If hallucinations emerge partly from the absence of a self-like structure, one way forward is to design systems that can better tolerate contradiction. This changes the question from ‘Why does the system lie?’ to ‘What would it take for the system to live with “not knowing”?’ This may not mean building sentience but creating architectures that can hold conflicting information without forcing a premature resolution.

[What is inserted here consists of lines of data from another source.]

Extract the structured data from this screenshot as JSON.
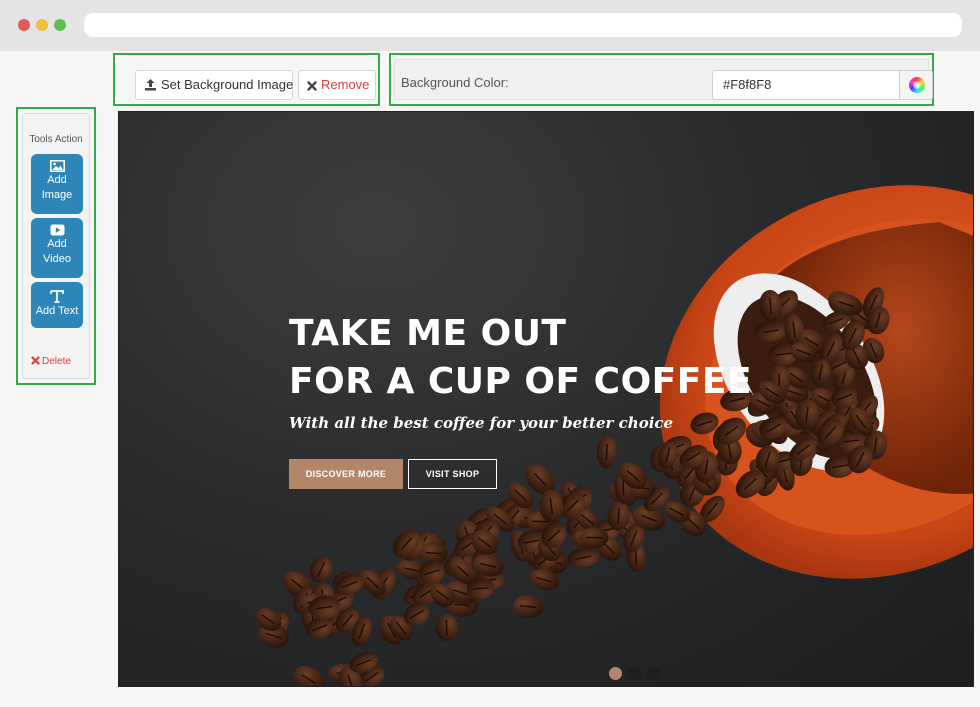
{
  "toolbar": {
    "set_background_label": "Set Background Image",
    "remove_label": "Remove",
    "background_color_label": "Background Color:",
    "background_color_value": "#F8f8F8"
  },
  "tools": {
    "title": "Tools Action",
    "add_image_line1": "Add",
    "add_image_line2": "Image",
    "add_video_line1": "Add",
    "add_video_line2": "Video",
    "add_text_label": "Add Text",
    "delete_label": "Delete"
  },
  "hero": {
    "title_line1": "TAKE ME OUT",
    "title_line2": "FOR A CUP OF COFFEE",
    "subtitle": "With all the best coffee for your better choice",
    "discover_label": "DISCOVER MORE",
    "shop_label": "VISIT SHOP",
    "slides_total": 3,
    "slide_active": 1
  },
  "colors": {
    "accent_blue": "#2e86b8",
    "accent_brown": "#b48668",
    "highlight_green": "#33aa44",
    "delete_red": "#d9403a"
  }
}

One could foresee, for example, how adding persistent memory and self-review mechanisms might allow an AI to flag uncertainty instead of overwriting it. The system would then sit with unresolved inputs until more information arrived, in the same way that a psychologically healthy person is able to say: ‘I am not sure yet.’
LLMs and chatbots reflect back aspects of our own nature with eerie accuracy
The engineering challenge of designing systems that resist the impulse to overwrite inconvenient data is the next hurdle for makers of AI. But exploring how to embed coherence without distortion in AI may also offer fresh perspectives on how to support people living with narcissistic disorders who could benefit from approaches that strengthen the skill of tolerating contradiction. Therapeutic work already aims to help clients develop a more stable internal identity and a greater tolerance for dissonance.

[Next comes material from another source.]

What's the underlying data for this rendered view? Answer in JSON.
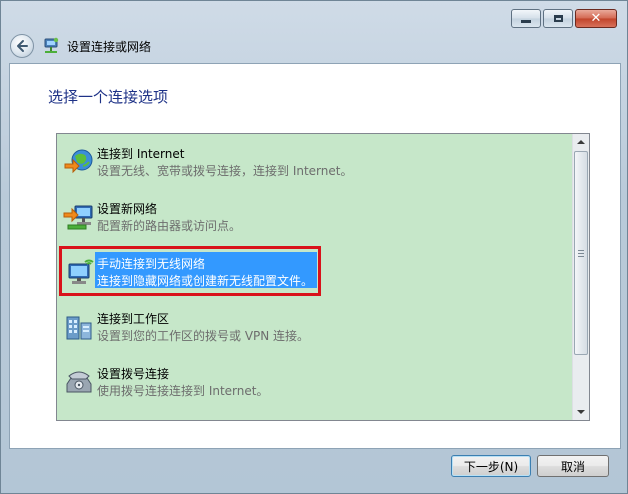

If the greatest risk in confabulation – human or machine – comes less from malice than from emptiness, then cultivating coherence is not sentimental. It is foundational for inspiring trust. In people, this may involve strengthening memory or language to shore up an inner identity that better absorbs discomfort without rewriting history. In AI, it might look like building mechanisms that prefer acknowledged uncertainty over manufactured certainty.
We often talk about the uncanny valley – the discomfort that arises when something appears almost, but not quite, human. The uncanniness in AI is not physical, but psychological: when our LLMs and chatbots reflect back the most brittle aspects of our own nature – and do so with eerie accuracy. In this way, AI acts as a hollow mirror: because it has no sentient self yet it mimics and reflects back the narcissistic compulsion to fill a void with plausible but ungrounded narratives.
What we often fear in AI may not be its difference but its unnerving similarity to the most fragile tendencies we find in human pathology. If we can address the void in machines with architectures that can hold competing possibilities, we may learn something vital about how to shore up a similar capacity in humans. And if in the process we create ways for both humans and AI to better tolerate dissonance, then the reflection returned to us might be less fragile – and more complete.